They may not be viticulturists, but workers with the Nevada Department of Transportation (NDOT) tested their green thumbs recently when they moved a 140-year-old grapevine from the path of demolition in Las Vegas for the Project NEON Interstate 15 widening project scheduled for next year.
“We were presented with a unique and unexpected opportunity to save a piece of living local history,” said NDOT Public Information Officer Tony Illia. “We’re excited to preserve this grapevine for future generations to enjoy.”
The plant was located at Meyers Electrical Maintenance in downtown Las Vegas and had been there since 1972. It was planted by Mormon settlers in Toquerville, Utah, and had been part of a 500-acre site that reportedly produced 1,700 tons of wine in 1875. It was moved to Las Vegas some time in the early 1900s.

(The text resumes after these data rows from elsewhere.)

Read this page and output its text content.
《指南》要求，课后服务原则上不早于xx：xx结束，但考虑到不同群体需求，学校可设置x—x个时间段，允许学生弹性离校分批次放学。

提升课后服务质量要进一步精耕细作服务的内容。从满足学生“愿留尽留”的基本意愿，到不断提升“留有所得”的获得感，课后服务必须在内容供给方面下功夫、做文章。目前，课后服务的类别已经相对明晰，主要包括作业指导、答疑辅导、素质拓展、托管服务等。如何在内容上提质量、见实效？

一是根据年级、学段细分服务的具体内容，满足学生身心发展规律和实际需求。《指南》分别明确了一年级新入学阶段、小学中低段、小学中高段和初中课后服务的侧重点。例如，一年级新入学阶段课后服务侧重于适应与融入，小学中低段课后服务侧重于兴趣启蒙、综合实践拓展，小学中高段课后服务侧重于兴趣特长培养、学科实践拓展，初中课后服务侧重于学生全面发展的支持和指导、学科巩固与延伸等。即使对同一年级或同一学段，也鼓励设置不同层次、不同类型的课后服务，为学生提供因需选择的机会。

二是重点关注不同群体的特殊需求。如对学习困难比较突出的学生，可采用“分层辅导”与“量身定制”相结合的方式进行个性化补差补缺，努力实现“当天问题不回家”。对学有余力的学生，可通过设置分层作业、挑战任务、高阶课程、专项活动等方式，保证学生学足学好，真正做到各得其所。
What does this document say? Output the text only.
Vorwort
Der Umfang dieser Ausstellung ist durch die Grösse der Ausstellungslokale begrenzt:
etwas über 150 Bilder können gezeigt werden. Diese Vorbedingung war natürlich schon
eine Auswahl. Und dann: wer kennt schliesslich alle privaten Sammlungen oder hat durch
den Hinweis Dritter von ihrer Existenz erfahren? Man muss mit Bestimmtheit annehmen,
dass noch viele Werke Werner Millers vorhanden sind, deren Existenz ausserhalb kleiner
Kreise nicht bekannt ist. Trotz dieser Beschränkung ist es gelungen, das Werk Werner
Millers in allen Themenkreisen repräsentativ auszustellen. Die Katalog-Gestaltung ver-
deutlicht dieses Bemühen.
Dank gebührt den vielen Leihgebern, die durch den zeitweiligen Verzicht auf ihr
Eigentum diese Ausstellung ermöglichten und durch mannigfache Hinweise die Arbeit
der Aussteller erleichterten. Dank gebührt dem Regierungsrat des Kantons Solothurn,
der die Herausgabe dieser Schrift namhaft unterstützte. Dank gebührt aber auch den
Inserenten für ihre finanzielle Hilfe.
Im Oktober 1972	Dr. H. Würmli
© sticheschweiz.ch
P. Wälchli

It remains in Las Vegas but at the Old Las Vegas Mormon Fort State Historic Park inside the park gardens. “We’re thrilled to provide a new home for this fascinating well-traveled piece of living history,” said Beth Hewitt, park supervisor. “It complements the historic fort structures, while also embodying the hardy pioneering spirit.”
NDOT reports additional clippings of the vine have been replanted at a University of Nevada Cooperative Extension site and at the Sanders Family Winery in Pahrump.
Project NEON involves the widening of a 3.7 mile stretch of I-15 between Sahara Avenue and the I-15/U.S. 95 interchange in Downtown Las Vegas.